Nuts versus Drupes versus Legumes
The evidence supporting “nut” consumption as a major part of a heart healthy diet is pretty overwhelming. But what is a nut and which nuts or nut-like foods qualify?
Let’s lay out the basic definitions:
Nut-Generally has a hard outer shell that stays tightly shut until cracked open revealing a single fruit inside. Examples are hazelnuts and acorns.
Drupe-Has a soft, fleshy exterior surrounding a hard nut. Classic drupes are peaches and plums with interior nuts so hard we won’t eat them. Examples are pecans, almonds, walnuts and coconuts.
Legume-generally has a pod with multiple fruit which splits open when ready. Examples are peas, carob, peanuts, soybeans and beans.
What Nuts Were Consumed in Studies Showing Benefits of Nuts?
Initially participants were given a questionnaire and asked
” how often they had consumed a serving of nuts (serving size, 28 g [1 oz]) during the preceding year: never or almost never, one to three times a month, once a week, two to four times a week, five or six times a week, once a day, two or three times a day, four to six times a day, or more than six times a day.”
After initial surveys, the questionnaires split out peanut consumption from “tree nut” consumption and whether you ate peanuts or nuts the benefits were similar.

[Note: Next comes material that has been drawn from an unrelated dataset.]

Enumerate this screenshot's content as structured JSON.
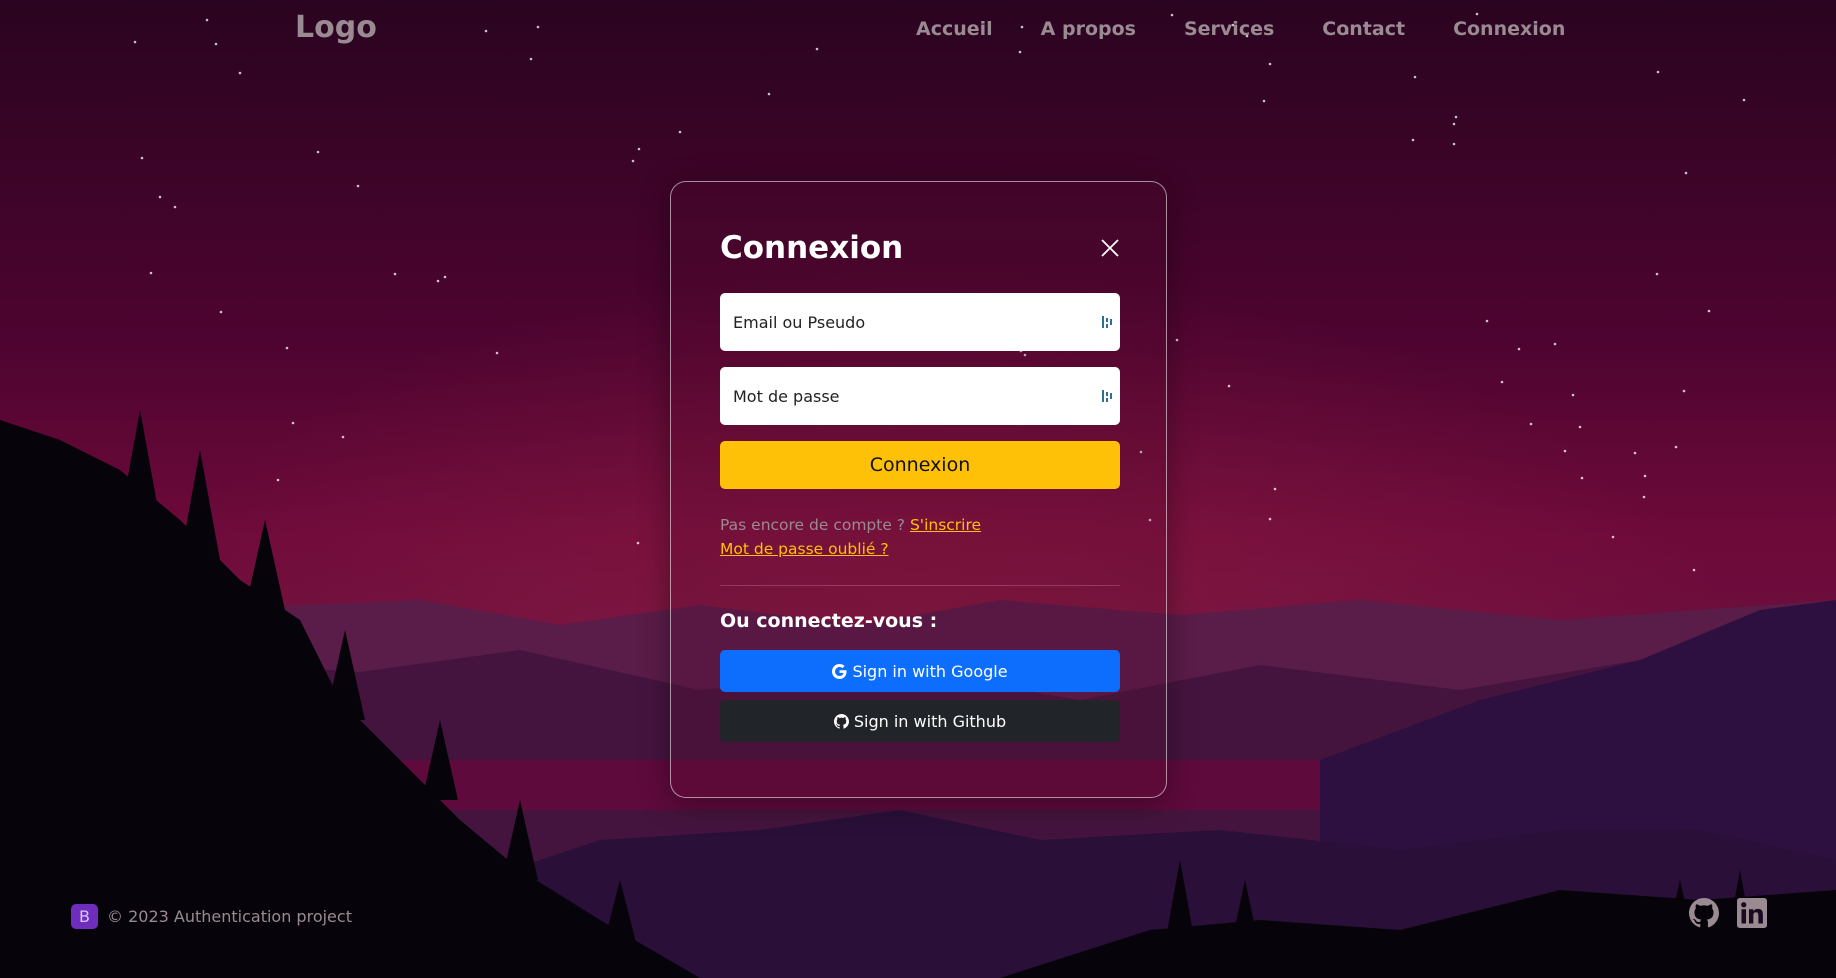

Thus, for the most part, participants were left to their own devices to define what a nut is. Since most people don’t know what a true nut is, they could have been eating anything from almonds (drupe related to peaches) to hazelnuts (true nut) to a pistachio “nut” (drupe) to a pine “nut” (nutlike gymnosperm seed).
Nutrient Content of Nuts
The nutrient components of these nuts varies widely but one consistency is a very high fat content. For this reason, in the dark days when fat was considered harmful, nuts were shunned.

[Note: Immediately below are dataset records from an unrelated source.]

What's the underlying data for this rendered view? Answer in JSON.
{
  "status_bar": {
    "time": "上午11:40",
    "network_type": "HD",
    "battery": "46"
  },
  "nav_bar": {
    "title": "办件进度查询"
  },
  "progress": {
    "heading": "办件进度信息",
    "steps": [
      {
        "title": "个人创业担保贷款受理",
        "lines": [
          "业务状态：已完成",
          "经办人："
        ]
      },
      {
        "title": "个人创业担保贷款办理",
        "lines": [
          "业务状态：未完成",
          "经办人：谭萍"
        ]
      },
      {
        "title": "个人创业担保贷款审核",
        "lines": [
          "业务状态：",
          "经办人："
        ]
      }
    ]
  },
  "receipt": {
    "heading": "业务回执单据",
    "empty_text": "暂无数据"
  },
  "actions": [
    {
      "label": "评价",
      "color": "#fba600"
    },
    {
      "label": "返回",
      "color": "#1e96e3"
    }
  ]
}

Please repeat after me “Fat does not cause heart disease or make you fat.”
A one ounce portion of pecans contains 20.4 grams of fat (11.6 arms monounsaturated and 6.1 polyunsaturated) so that 90% of its 204 calories come from fat.
Nuts, of course, also contain numerous other biologically active compounds that all interact and participate in the overall beneficial effects that they have on cardiovascular disease and mortality.
They are a whole, real food which can be eaten intact without processing and these are the foods we now recognize provide the best choices in our diets, irrespective of fat or carbohydrate content.
They are also convenient, as they are easy to store and carry with you, providing a perfect snack.
If You Think It’s A Nut, It’s A Nut
Hazelnut Death Experiment (Don’t try this at home!) A single hazelnut was partitioned into halves, quarters, slivers and little tiny bits. Progressively larger portions were consumed at 5 minute intervals. An Epipen (right) was available in case of anaphylaxis.
It turns out, that my attempts to put pecans and walnuts in to a specific family of nuts that increased my risk of dying if I consumed them were misguided.
I’m allergic to drupes.
In fact, I did an experiment recently and consumed a true nut (a hazelnut) and found I had no reaction.
I’m not allergic to nuts!!!
In the world of allergic reactions, thus, there is no particular value to partitioning nuts from drupes from legumes.
Similarly, for heart healthy diets, it doesn’t matter if you are consuming a true nut or a drupe as long as you think of it as a nut.
Consume them without concern about the fat content and consume them daily and as along you are not allergic to them they will prolong your life.